把守花苑的老侍卫认出了辉,都是又惊又喜,其中一人直接行了个大礼就想向里面通报。
“不必通报,我自行前去就好。”辉一句话便止住了那侍卫的动作。
“那……二皇子请。”两人把腰死命地往下弯,似乎想通过这一动作来反映他们的忠诚。
辉点了点头,我和他便畅通无阻地走了下去。
“母后。”站在那个衣着华贵的妇人身后,辉行了个礼。
“或回来了啊。”妇人没有转身,只是随口应着。
辉听闻,愣了愣,没有接话。
天后听不到身后人的答话,又见左右陪同的天女面色有异,才缓缓地转过身来。刹那间,四目相对,天后的眼里流露出难以言喻的惊喜的光彩,她快速地走上前去,轻轻执起辉的手,万语千言都凝成了眼泪。
她的这一转身,我与她打了个照面,这也才让我有机会细细打量她。
天后出乎意料的年轻,可是细细一想,比丈着天帝,又觉得两人很相称。上殿上我只是略微抬头看了几眼,没有细看天帝的模样,却隐约瞧见了他的容颜。他也是一头金发,眉宇间比辉多了几分英气,却没有一丝衰老的迹象。这样想着,我又一次把目光投向天后。越看她,越觉得是个美艳的女子。云鬓松挽,金步摇斜,美眸微睁,朱唇轻启。这一点,倒是与辉的出尘气质有些不同。
“辉,你回来了……刚才,母后以为是你大哥回来了……所以……”良久,天后才缓缓开口,一双略带歉意的眼睛还是紧紧地盯着辉。
“母后,儿臣并没有责怪母后的意思,毕竟五年未见,母后也不大认得儿臣的声音了吧。”辉微笑着,可那份笑意却分明没有染上眼底。我凝眉,为何辉和天帝天后之间总似隔着一层看不见的墙?他们的关系,不似父母与孩子间那么亲密,反而有一些淡淡的疏离。五年的时间,真的淡漠了亲子之情了吗?还是说,五年前,就是这样?
“辉,这几年来,你受苦了……”天后温柔一笑,随即又把左右的天女遣了下去。她的目光扫向我,愣了愣,似乎是不知该如何开头称呼。
“母后,”辉笑着开口介绍,“这是……落尘,是父王新封的天女,也是我在人间认识的一个朋友。”
“哦?”天后饶有兴致地看向我,“这么说是你带她上界的?”
“正是。”
“天后。”我朝她行礼。
“不错。”天后素净的手轻轻抬起我的脸,令我有一刹那间的发麻。不是因为她的举动,而是因为她的手指,实在是太冰凉。宛如千年寒冰的手触上肌肤的那一刻,身体无法遏制地想要抗拒。

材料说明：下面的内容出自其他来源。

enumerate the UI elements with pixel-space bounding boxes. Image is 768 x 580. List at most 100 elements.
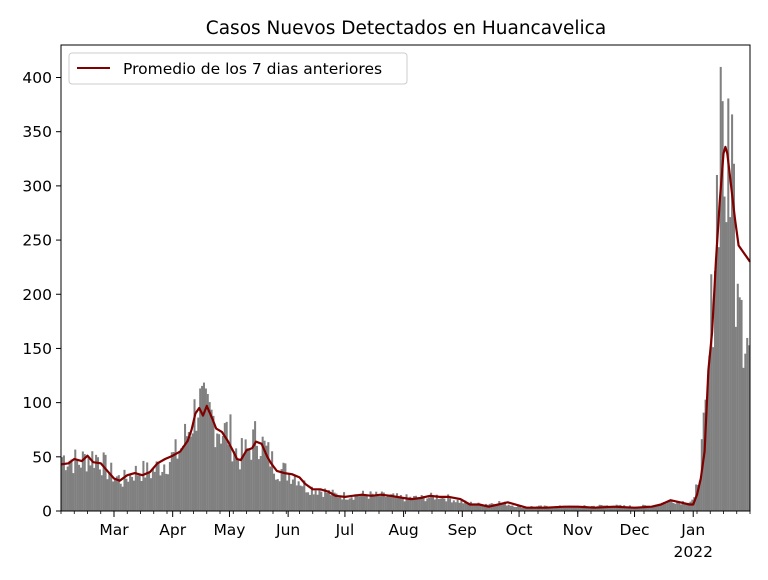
bar bbox=[240, 438, 243, 511]
bar bbox=[475, 504, 478, 511]
bar bbox=[727, 98, 730, 511]
y-tick-label: 0 bbox=[42, 503, 52, 521]
bar bbox=[526, 507, 529, 511]
bar bbox=[585, 506, 588, 511]
bar bbox=[343, 492, 346, 511]
bar bbox=[471, 504, 474, 511]
bar bbox=[358, 496, 361, 511]
bar bbox=[500, 502, 503, 511]
bar bbox=[449, 498, 452, 511]
bar bbox=[729, 217, 732, 511]
bar bbox=[297, 481, 300, 511]
bar bbox=[437, 499, 440, 511]
bar bbox=[697, 484, 700, 511]
x-axis: Mar Apr May Jun Jul Aug Sep Oct Nov Dec Jan 2022 bbox=[60, 511, 751, 561]
bar bbox=[426, 498, 429, 511]
bars-group bbox=[61, 66, 751, 512]
bar bbox=[712, 347, 715, 511]
bar bbox=[193, 399, 196, 511]
bar bbox=[102, 452, 105, 511]
bar bbox=[634, 507, 637, 511]
bar bbox=[254, 421, 257, 511]
bar bbox=[532, 506, 535, 511]
bar bbox=[61, 457, 64, 511]
bar bbox=[377, 493, 380, 511]
bar bbox=[206, 394, 209, 511]
avg-line bbox=[60, 145, 751, 509]
bar bbox=[748, 345, 751, 511]
bar bbox=[129, 473, 132, 511]
bar bbox=[229, 414, 232, 511]
bar bbox=[397, 496, 400, 511]
bar bbox=[458, 502, 461, 511]
bar bbox=[286, 480, 289, 511]
y-tick-label: 50 bbox=[32, 448, 52, 466]
bar bbox=[632, 507, 635, 511]
bar bbox=[288, 473, 291, 511]
bar bbox=[723, 196, 726, 512]
bar bbox=[267, 442, 270, 511]
bar bbox=[439, 498, 442, 511]
bar bbox=[153, 471, 156, 511]
y-tick-label: 200 bbox=[22, 286, 52, 304]
bar bbox=[551, 507, 554, 511]
bar bbox=[403, 501, 406, 511]
bar bbox=[464, 500, 467, 511]
bar bbox=[290, 483, 293, 511]
bar bbox=[560, 507, 563, 511]
bar bbox=[167, 474, 170, 511]
bar bbox=[155, 461, 158, 511]
bar bbox=[396, 493, 399, 511]
bar bbox=[305, 492, 308, 511]
bar bbox=[541, 506, 544, 511]
bar bbox=[422, 496, 425, 511]
x-tick-label: Nov bbox=[563, 521, 593, 539]
bar bbox=[657, 504, 660, 511]
bar bbox=[520, 507, 523, 511]
bar bbox=[146, 462, 149, 511]
bar bbox=[261, 436, 264, 511]
bar bbox=[626, 507, 629, 511]
bar bbox=[85, 471, 88, 511]
bar bbox=[485, 503, 488, 511]
bar bbox=[293, 475, 296, 511]
bar bbox=[110, 462, 113, 511]
bar bbox=[479, 504, 482, 511]
bar bbox=[640, 506, 643, 511]
bar bbox=[609, 507, 612, 511]
bar bbox=[95, 454, 98, 511]
bar bbox=[356, 495, 359, 511]
bar bbox=[746, 337, 749, 511]
bar bbox=[221, 435, 224, 511]
bar bbox=[184, 423, 187, 511]
bar bbox=[558, 505, 561, 511]
bar bbox=[225, 421, 228, 511]
bar bbox=[462, 503, 465, 511]
bar bbox=[714, 270, 717, 511]
y-tick-label: 250 bbox=[22, 232, 52, 250]
bar bbox=[672, 503, 675, 511]
bar bbox=[322, 496, 325, 511]
bar bbox=[78, 464, 81, 511]
y-tick-label: 400 bbox=[22, 69, 52, 87]
bar bbox=[223, 423, 226, 511]
bar bbox=[119, 483, 122, 511]
bar bbox=[454, 502, 457, 511]
bar bbox=[123, 469, 126, 511]
bar bbox=[483, 505, 486, 511]
bar bbox=[424, 501, 427, 511]
bar bbox=[390, 494, 393, 511]
bar bbox=[399, 494, 402, 511]
bar bbox=[744, 353, 747, 511]
bar bbox=[216, 433, 219, 511]
bar bbox=[594, 507, 597, 511]
bar bbox=[284, 463, 287, 511]
bar bbox=[553, 507, 556, 511]
bar bbox=[365, 495, 368, 511]
bar bbox=[706, 386, 709, 511]
bar bbox=[114, 478, 117, 511]
y-tick-label: 100 bbox=[22, 394, 52, 412]
bar bbox=[331, 489, 334, 511]
bar bbox=[611, 506, 614, 511]
bar bbox=[339, 496, 342, 511]
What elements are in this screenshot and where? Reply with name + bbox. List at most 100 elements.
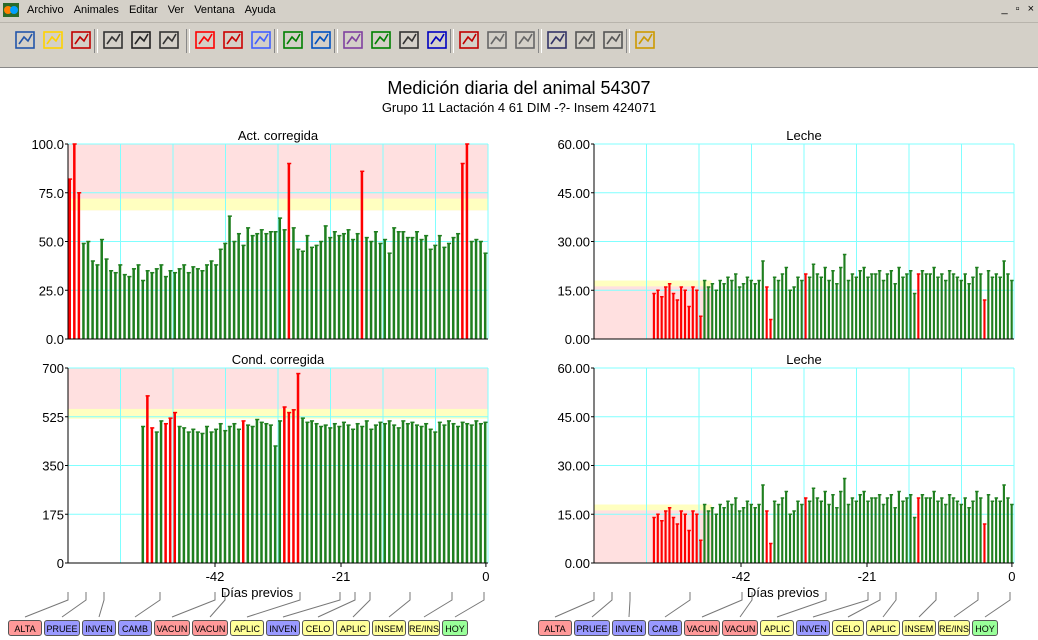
bar [925,274,928,339]
chart-icon[interactable] [68,27,94,53]
bar [292,227,295,339]
event-button-aplic[interactable]: APLIC [866,620,900,636]
bar [168,270,172,339]
event-button-camb[interactable]: CAMB [118,620,152,636]
event-leader-line [953,592,979,618]
bar [734,498,737,563]
tree-icon[interactable] [368,27,394,53]
y-tick-label: 700 [42,361,64,376]
bar [433,432,437,563]
event-button-reins[interactable]: RE/INS [408,620,440,636]
bar [668,507,671,563]
rotate-left-icon[interactable] [484,27,510,53]
bar [479,423,482,563]
menu-animales[interactable]: Animales [73,4,119,16]
bar [750,504,753,563]
graph-icon[interactable] [572,27,598,53]
chart2-icon[interactable] [456,27,482,53]
event-button-vacun[interactable]: VACUN [722,620,758,636]
bar [936,501,939,563]
event-button-hoy[interactable]: HOY [442,620,468,636]
event-button-aplic[interactable]: APLIC [230,620,264,636]
event-button-hoy[interactable]: HOY [972,620,998,636]
hat-icon[interactable] [424,27,450,53]
y-tick-label: 15.00 [557,283,590,298]
doc-icon[interactable] [544,27,570,53]
restore-button[interactable]: ▫ [1015,3,1020,15]
bar [410,237,414,339]
event-button-camb[interactable]: CAMB [648,620,682,636]
close-button[interactable]: × [1027,3,1034,15]
event-button-pruee[interactable]: PRUEE [574,620,610,636]
minimize-button[interactable]: _ [1001,3,1008,15]
bar [722,283,725,339]
event-button-aplic[interactable]: APLIC [336,620,370,636]
bar [155,432,158,563]
bar [264,233,268,339]
bar [987,270,990,339]
curve-icon[interactable] [220,27,246,53]
y-tick-label: 25.0 [39,283,64,298]
bar [105,259,108,339]
help-icon[interactable] [632,27,658,53]
bar-chart-icon[interactable] [192,27,218,53]
bar [182,264,186,339]
menu-editar[interactable]: Editar [128,4,158,16]
save-icon[interactable] [128,27,154,53]
print-icon[interactable] [156,27,182,53]
rotate-right-icon[interactable] [512,27,538,53]
open-icon[interactable] [100,27,126,53]
x-tick-label: -42 [732,569,751,584]
event-button-inven[interactable]: INVEN [266,620,300,636]
bar [734,274,737,339]
bar [346,229,350,339]
scatter-icon[interactable] [280,27,306,53]
event-button-celo[interactable]: CELO [832,620,864,636]
bar [676,524,679,563]
bar [746,501,749,563]
event-button-inven[interactable]: INVEN [796,620,830,636]
menu-ayuda[interactable]: Ayuda [244,4,276,16]
event-button-aplic[interactable]: APLIC [760,620,794,636]
bar [921,270,924,339]
event-button-vacun[interactable]: VACUN [192,620,228,636]
pen-icon[interactable] [396,27,422,53]
bar [781,274,784,339]
bar [858,270,862,339]
event-button-insem[interactable]: INSEM [902,620,936,636]
bar [342,422,345,563]
alert-band [594,508,712,563]
event-button-vacun[interactable]: VACUN [154,620,190,636]
bar [287,412,291,563]
event-button-alta[interactable]: ALTA [538,620,572,636]
event-leader-line [246,592,301,618]
select-icon[interactable] [12,27,38,53]
bar [967,507,970,563]
menu-ventana[interactable]: Ventana [194,4,235,16]
bars-icon[interactable] [308,27,334,53]
event-button-insem[interactable]: INSEM [372,620,406,636]
graph2-icon[interactable] [600,27,626,53]
event-button-reins[interactable]: RE/INS [938,620,970,636]
bar [925,498,928,563]
event-button-vacun[interactable]: VACUN [684,620,720,636]
bar [451,423,455,563]
event-button-pruee[interactable]: PRUEE [44,620,80,636]
bar [796,501,799,563]
event-button-celo[interactable]: CELO [302,620,334,636]
menu-archivo[interactable]: Archivo [27,4,64,16]
menu-ver[interactable]: Ver [167,4,185,16]
event-button-alta[interactable]: ALTA [8,620,42,636]
bar [301,418,304,563]
cow-icon[interactable] [340,27,366,53]
bar [228,426,231,563]
event-button-inven[interactable]: INVEN [82,620,116,636]
bar [687,306,690,339]
bar [800,280,803,339]
event-button-inven[interactable]: INVEN [612,620,646,636]
wave-icon[interactable] [248,27,274,53]
bar [855,501,858,563]
bar [851,274,854,339]
folder-icon[interactable] [40,27,66,53]
event-leader-line [171,592,216,618]
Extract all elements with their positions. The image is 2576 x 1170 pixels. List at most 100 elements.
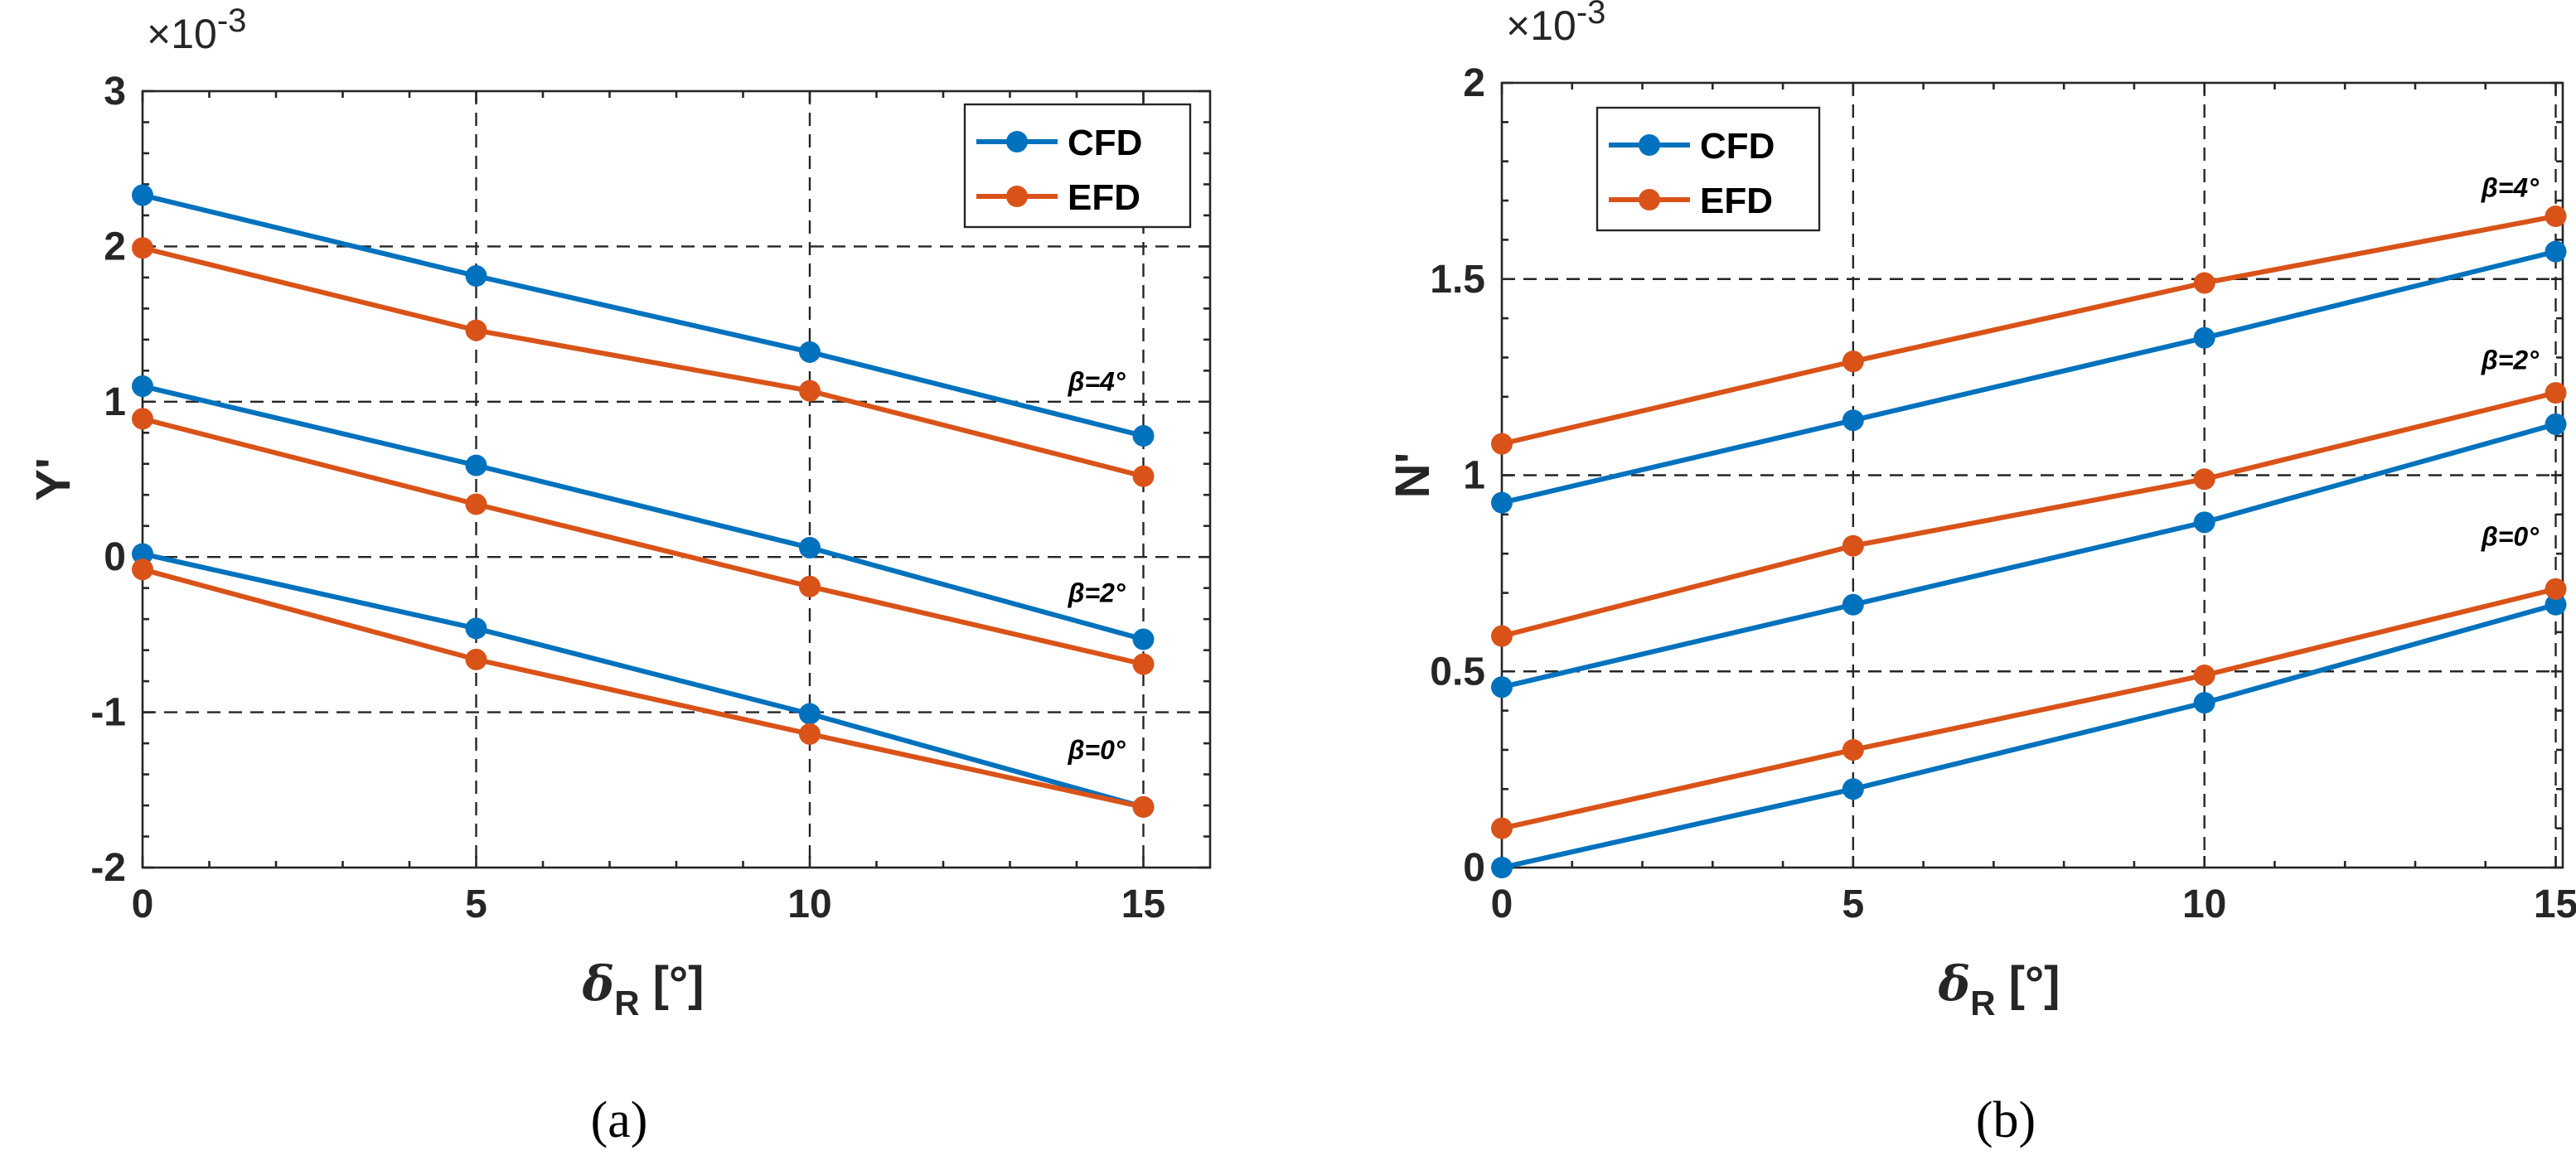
series-line-cfd [142,551,1145,810]
y-tick-label: 0.5 [1430,650,1485,694]
data-point-cfd [2193,692,2215,714]
data-point-efd [1491,817,1513,839]
beta-annotation: β=0° [2481,522,2539,552]
data-point-efd [465,493,487,515]
data-point-efd [1491,625,1513,647]
legend-marker-efd [1006,186,1028,207]
data-point-efd [2545,382,2567,404]
y-axis-label: N' [1386,452,1440,499]
data-point-efd [132,408,153,430]
data-point-cfd [2545,593,2567,616]
y-tick-label: 1.5 [1430,258,1485,302]
y-tick-label: 3 [104,70,126,114]
series-line-efd [142,245,1145,479]
x-tick-label: 0 [132,882,154,926]
data-point-efd [1132,465,1155,487]
data-point-efd [2193,664,2215,686]
chart-panel-a: -2 -1 0 1 2 3 0 5 10 15 ×10-3 Y' δR [°] β=4° β=2° β=0° C… [27,2,1212,1148]
data-point-cfd [2193,511,2215,534]
axis-exponent-power: -3 [1576,0,1606,31]
x-axis-symbol: δ [1938,955,1971,1012]
x-axis-subscript: R [614,984,639,1023]
legend-label-efd: EFD [1068,177,1140,218]
legend-box [1595,106,1821,232]
x-axis-label: δR [°] [582,955,705,1023]
data-point-cfd [2545,413,2567,435]
series-line-efd [142,567,1145,810]
series-line-cfd [142,192,1145,438]
series-line-cfd [1501,249,2557,505]
series-line-efd [1501,586,2557,831]
data-point-efd [2193,272,2215,294]
x-axis-unit: [°] [1996,957,2060,1011]
panel-caption: (b) [1976,1092,2036,1148]
x-tick-label: 15 [2534,882,2576,926]
data-point-efd [132,237,153,259]
series-line-cfd [1501,422,2557,690]
data-point-efd [799,723,821,745]
legend-marker-efd [1639,189,1660,210]
axis-exponent: ×10-3 [147,2,246,57]
x-axis-symbol: δ [582,955,615,1012]
series-line-efd [1501,390,2557,639]
y-axis-label: Y' [27,457,80,500]
x-tick-label: 0 [1491,882,1513,926]
data-point-cfd [799,341,821,363]
data-point-efd [1842,738,1864,761]
x-axis-subscript: R [1970,984,1995,1023]
y-tick-label: 2 [1463,61,1485,105]
beta-annotation: β=2° [2481,346,2539,375]
x-tick-label: 5 [1842,882,1864,926]
legend-label-cfd: CFD [1068,123,1142,163]
data-point-cfd [1491,857,1513,878]
data-point-efd [1491,433,1513,455]
series-line-cfd [1501,602,2557,870]
data-point-cfd [2545,240,2567,263]
y-tick-label: 1 [1463,454,1485,498]
data-point-efd [799,575,821,597]
data-point-efd [1132,795,1155,818]
data-point-cfd [1491,491,1513,514]
axis-exponent: ×10-3 [1506,0,1605,49]
y-tick-label: 0 [104,535,126,579]
data-point-cfd [1491,676,1513,699]
data-point-cfd [465,454,487,476]
legend-label-cfd: CFD [1700,126,1775,167]
x-tick-label: 5 [465,882,487,926]
data-point-efd [799,380,821,402]
y-tick-label: 1 [104,380,126,424]
axis-exponent-power: -3 [217,2,247,39]
data-point-cfd [132,184,153,206]
data-point-cfd [1842,778,1864,800]
data-point-cfd [1132,628,1155,650]
panel-caption: (a) [591,1092,648,1148]
y-tick-label: 0 [1463,846,1485,890]
legend-label-efd: EFD [1700,181,1773,221]
legend-marker-cfd [1639,134,1660,156]
data-point-efd [2545,205,2567,227]
series-line-efd [1501,214,2557,447]
y-tick-label: -2 [90,846,126,890]
legend-box [963,103,1192,229]
data-point-cfd [132,375,153,398]
beta-annotation: β=4° [1068,367,1126,397]
beta-annotation: β=4° [2481,172,2539,202]
data-point-efd [1842,534,1864,557]
data-point-cfd [465,265,487,288]
x-tick-label: 10 [787,882,831,926]
data-point-efd [1842,351,1864,373]
data-point-efd [465,648,487,670]
data-point-cfd [1132,425,1155,447]
x-axis-label: δR [°] [1938,955,2060,1023]
x-axis-unit: [°] [640,957,705,1011]
data-point-efd [2193,468,2215,491]
beta-annotation: β=2° [1068,578,1126,608]
data-point-cfd [132,543,153,565]
x-tick-label: 15 [1121,882,1165,926]
series-line-efd [142,416,1145,667]
data-point-efd [1132,653,1155,675]
legend-marker-cfd [1006,131,1028,152]
x-tick-label: 10 [2182,882,2226,926]
data-point-cfd [1842,409,1864,432]
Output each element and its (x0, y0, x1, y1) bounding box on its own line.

“落尘天女,既然是辉带你来的,那么以后便把天界当做自己的家,不必拘束。有什么不懂的事,都可以问我。”天后笑笑,眼神含着几分暧昧,“你也不必如此生疏地唤我天后,或许再过不久,就该改口了。”
犹如一道惊雷当头,我再度愣住。她这话的意思,竟与天帝如出一辙。我有些哭笑不得地看向辉,他淡然一笑,开口解释:“母后,她只是儿臣的朋友,您想太多了。”
“是吗……”天后心有不甘地看着我想要我求证。
“天后您的确是误会了。”
“好吧。”天后微叹一声,又非常体贴地开始了嘘寒问暖,“落尘初来天界,可有任何不习惯的地方?如果有,一定要告诉我一声。天界不比人间,有些规矩还是要守的,若是因为不知而坏了规矩,那就麻烦了。落尘,你可有什么要问的?”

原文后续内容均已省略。